Whalenought Studios tell us what they have been up to with Copper Dreams in their latest kickstarter update. There is a lot to digest here with some demonstration videos available at the link.
The big change on movement was switching from RTS navigation to a single character, directional movement. That is to say wherever you are clicking to move on the screen, your centralized character will run toward that. As mentioned, any companions selected follow behind either step-by-step or in a gang. You can still select any various groupings of companions and move them, so you still have full party control, whoever is higher in the top in their list is the character leading.
With this system we've removed pathfinding for normal movement to give players complete control with the means of making movement with precision, without stressing your CPM. This also works with WASD, for those that prefer that style. If you want to be even more precise to plan actions, or play completely in a turn-based mode, we have a real neat update to Tactical Mode (and combat movement) that we'll talk about next.
The movement is similar to anything like Ultima 7 or Diablo: click to move in a direction, except in this case you have numerous party members to switch to and the ability to manually rotate your camera. It's really simple to use, and for an isometric 3D game also lets you get precision without having to also wrangle a camera that's spinning around like a turbine. There is still pathfinding behind the scenes, like enemies engaging you or what characters do to re-path around one another if they intersect during combat, but control is largely left up to the player now.
More information.Art Style & Lighting System
While the art is still in alpha, we've been adjusting it to look better from our higher-up perspective. We didn't have a style in mind for Copper Dreams when we started with it, the ruleset began everything, but we knew we needed it to be 3d early on due to how combat functioned within the environment and how we wanted exploration to work.
We originally had 2d models on the 3d background which was neat but caused a visual ordering nightmare and looked out of place as we added more tangible lighting. We opted for what we knew and had a low texture pixel art style for the models. This is what we had shown during the Kickstarter campaign.
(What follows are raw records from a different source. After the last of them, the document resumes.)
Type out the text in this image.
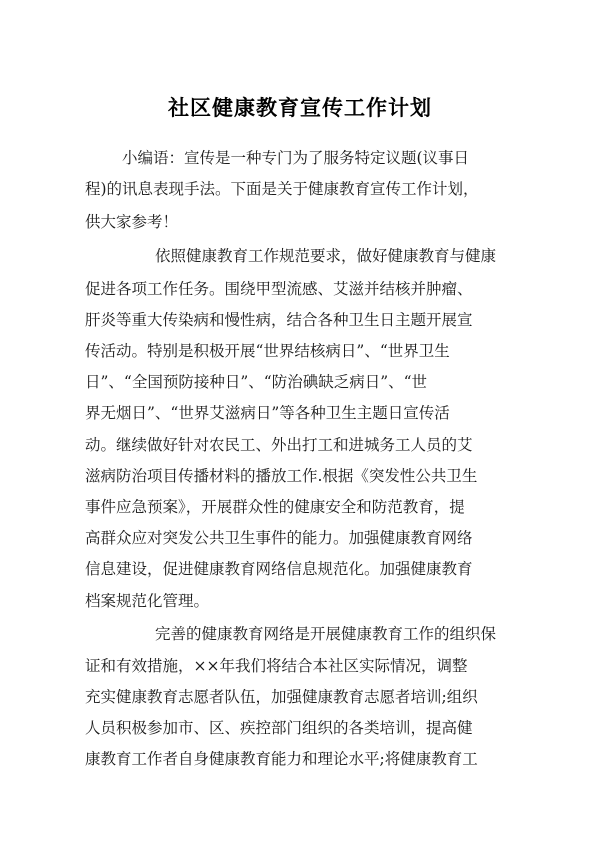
社区健康教育宣传工作计划
小编语：宣传是一种专门为了服务特定议题(议事日
程)的讯息表现手法。下面是关于健康教育宣传工作计划，
供大家参考！
依照健康教育工作规范要求，做好健康教育与健康
促进各项工作任务。围绕甲型流感、艾滋并结核并肿瘤、
肝炎等重大传染病和慢性病，结合各种卫生日主题开展宣
传活动。特别是积极开展“世界结核病日”、“世界卫生
日”、“全国预防接种日”、“防治碘缺乏病日”、“世
界无烟日”、“世界艾滋病日”等各种卫生主题日宣传活
动。继续做好针对农民工、外出打工和进城务工人员的艾
滋病防治项目传播材料的播放工作.根据《突发性公共卫生
事件应急预案》，开展群众性的健康安全和防范教育，提
高群众应对突发公共卫生事件的能力。加强健康教育网络
信息建设，促进健康教育网络信息规范化。加强健康教育
档案规范化管理。
完善的健康教育网络是开展健康教育工作的组织保
证和有效措施，××年我们将结合本社区实际情况，调整
充实健康教育志愿者队伍，加强健康教育志愿者培训;组织
人员积极参加市、区、疾控部门组织的各类培训，提高健
康教育工作者自身健康教育能力和理论水平;将健康教育工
As we put more levels together we were finding the distance of the camera and the low-texture sizes wasn't working well together. Due to the nature of the unfiltered textures, the distance caused jittery effects as the camera moved, which was disorienting and obnoxious. As a result we moved toward a slightly more smoothed out style that wouldn't be a distraction on gameplay. The pixel art style was also hampering design decisions like how intricate models could be or how effects should look with it - it was essentially creating problems with where we were trying to take the art.